Ist die Finanzierung auf Kante genäht, führen Release-Verschiebungen nicht selten dazu, dass mancher Titel überstürzt auf den Markt kommt und dann nachgebessert werden muss - peinlich, langwierig, teuer. Hoffen wir, dass den Xbox 360- und Playstation-3-Versionen von Sacred 2 (beide erscheinen Mitte Mai) dieses Schicksal erspart bleibt.
"Der Tag, an dem wir uns nicht verbessern, ist der Tag, an dem wir einen Schritt zurück machen", so lautet das Credo auf Ascarons Firmenwebsite. Jeden Tag ein bisschen besser - das klingt nach Rewe und Klinsmann. Aber es weckt auch Erinnerungen an viele, viele Patches, Updates, Bugfixes. Immer wieder macht die Firma Negativ-Schlagzeilen mit ihren unfertigen Produkten, nicht selten im Doppelpack mit rustikalem Selbstbewusstsein und katastrophaler Informationspolitik gegenüber den wackeren Fans, die in ihrer Nachsicht und ihrem Engagement auf einer Stufe stehen mit der Gothic-Community.

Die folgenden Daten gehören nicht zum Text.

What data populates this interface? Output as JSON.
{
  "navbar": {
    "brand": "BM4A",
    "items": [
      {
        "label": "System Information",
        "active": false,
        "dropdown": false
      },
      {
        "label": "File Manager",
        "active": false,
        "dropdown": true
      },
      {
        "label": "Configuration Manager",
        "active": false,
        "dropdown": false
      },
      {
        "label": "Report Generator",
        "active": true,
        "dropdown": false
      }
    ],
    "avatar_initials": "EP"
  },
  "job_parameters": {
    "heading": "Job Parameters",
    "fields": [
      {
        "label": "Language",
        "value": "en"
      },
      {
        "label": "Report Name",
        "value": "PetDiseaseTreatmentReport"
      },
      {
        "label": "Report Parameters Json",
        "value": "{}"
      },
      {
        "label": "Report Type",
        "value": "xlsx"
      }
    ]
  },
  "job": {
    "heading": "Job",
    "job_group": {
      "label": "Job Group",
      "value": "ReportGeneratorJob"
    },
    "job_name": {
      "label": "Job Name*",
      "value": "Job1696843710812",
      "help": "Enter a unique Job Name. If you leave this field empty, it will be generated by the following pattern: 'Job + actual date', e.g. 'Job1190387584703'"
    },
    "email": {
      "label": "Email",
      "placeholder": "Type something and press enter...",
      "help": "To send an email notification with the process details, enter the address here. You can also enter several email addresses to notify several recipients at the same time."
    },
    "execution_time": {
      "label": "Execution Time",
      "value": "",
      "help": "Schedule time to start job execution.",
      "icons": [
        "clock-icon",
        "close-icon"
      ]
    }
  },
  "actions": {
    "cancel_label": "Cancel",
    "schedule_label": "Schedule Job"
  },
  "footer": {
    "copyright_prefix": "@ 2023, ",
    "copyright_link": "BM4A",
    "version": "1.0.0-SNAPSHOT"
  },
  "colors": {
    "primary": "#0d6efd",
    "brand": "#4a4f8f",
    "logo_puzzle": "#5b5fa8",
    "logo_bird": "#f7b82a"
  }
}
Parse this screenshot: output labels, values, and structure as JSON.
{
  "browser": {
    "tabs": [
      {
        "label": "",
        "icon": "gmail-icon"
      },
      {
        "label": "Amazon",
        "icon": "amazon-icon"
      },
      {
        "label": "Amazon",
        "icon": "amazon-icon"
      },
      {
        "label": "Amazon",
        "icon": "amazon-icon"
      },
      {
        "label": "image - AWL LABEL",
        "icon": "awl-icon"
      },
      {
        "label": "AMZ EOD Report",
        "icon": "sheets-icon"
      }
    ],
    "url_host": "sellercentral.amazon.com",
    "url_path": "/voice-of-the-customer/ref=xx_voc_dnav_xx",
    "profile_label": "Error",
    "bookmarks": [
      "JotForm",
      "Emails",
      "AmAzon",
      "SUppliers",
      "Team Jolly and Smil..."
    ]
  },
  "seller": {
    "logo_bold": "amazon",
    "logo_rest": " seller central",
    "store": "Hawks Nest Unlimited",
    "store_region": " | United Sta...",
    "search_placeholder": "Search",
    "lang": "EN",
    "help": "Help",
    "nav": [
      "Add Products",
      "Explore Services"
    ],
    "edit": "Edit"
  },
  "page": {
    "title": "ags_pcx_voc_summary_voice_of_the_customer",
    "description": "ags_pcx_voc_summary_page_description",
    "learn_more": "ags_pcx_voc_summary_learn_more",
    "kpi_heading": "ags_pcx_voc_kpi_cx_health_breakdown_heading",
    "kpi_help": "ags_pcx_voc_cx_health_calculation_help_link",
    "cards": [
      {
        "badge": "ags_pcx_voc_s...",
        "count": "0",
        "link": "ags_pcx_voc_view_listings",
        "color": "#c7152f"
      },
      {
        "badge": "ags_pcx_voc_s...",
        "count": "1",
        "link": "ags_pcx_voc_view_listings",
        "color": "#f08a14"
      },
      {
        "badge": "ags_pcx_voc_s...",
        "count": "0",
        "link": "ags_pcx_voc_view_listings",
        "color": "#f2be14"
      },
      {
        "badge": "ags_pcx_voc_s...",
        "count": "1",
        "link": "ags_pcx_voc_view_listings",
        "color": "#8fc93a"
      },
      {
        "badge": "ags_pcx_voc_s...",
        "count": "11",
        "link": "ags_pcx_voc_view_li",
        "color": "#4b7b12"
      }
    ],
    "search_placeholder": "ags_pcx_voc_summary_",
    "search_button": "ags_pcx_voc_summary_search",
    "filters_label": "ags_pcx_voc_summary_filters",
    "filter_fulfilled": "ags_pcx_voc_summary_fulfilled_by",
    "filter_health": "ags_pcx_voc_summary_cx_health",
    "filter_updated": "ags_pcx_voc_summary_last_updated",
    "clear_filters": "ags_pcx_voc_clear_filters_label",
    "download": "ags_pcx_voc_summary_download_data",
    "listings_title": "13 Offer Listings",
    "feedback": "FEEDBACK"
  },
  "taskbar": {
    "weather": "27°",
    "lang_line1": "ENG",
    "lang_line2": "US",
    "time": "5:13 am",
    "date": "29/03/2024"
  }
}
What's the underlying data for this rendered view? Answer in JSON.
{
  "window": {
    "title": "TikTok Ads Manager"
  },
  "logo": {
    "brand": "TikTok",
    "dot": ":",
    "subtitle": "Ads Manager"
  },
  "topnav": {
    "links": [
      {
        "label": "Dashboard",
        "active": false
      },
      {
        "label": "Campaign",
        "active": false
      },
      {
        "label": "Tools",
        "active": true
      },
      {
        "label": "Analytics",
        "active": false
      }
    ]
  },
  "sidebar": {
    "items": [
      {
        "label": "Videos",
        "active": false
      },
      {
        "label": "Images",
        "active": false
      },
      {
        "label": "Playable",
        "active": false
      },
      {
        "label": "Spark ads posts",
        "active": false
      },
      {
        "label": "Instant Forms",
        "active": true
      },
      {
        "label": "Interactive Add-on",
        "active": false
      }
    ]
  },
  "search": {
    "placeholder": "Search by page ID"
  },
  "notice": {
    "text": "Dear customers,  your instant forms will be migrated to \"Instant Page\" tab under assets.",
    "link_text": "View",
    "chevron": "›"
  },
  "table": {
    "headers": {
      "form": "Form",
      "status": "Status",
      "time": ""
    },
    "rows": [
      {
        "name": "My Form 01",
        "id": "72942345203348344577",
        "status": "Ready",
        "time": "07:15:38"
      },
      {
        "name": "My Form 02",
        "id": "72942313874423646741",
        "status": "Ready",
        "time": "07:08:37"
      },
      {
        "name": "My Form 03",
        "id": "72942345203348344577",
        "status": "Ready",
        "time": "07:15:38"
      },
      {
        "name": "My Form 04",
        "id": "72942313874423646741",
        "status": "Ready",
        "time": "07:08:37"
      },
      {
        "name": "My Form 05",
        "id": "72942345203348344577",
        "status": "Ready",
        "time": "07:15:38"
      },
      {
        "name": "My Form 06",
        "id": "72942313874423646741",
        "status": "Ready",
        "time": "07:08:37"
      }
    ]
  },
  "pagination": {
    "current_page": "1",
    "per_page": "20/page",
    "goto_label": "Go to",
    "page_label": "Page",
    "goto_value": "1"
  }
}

Unrühmlicher Höhepunkt: das Bug-Debakel Anstoß 4. Wer weiß - mit etwas mehr Qualität hätte vielleicht nicht Drakensang, sondern Sacred 2 die vielen hunderttausend Euro abgeräumt, die Bundesregierung und Spielehersteller vor wenigen Wochen mit dem Deutschen Computerspielpreis verteilt haben.
Ich wünsche Ascaron und vor allem seinen Mitarbeitern, dass die Gespräche mit Investoren schnelle Ergebnisse bringen. Und Ihnen, liebe Leser, wünsche ich - trotz der nicht so fröhlichen Nachrichten des heutigen Tages - ein schönes Wochenende.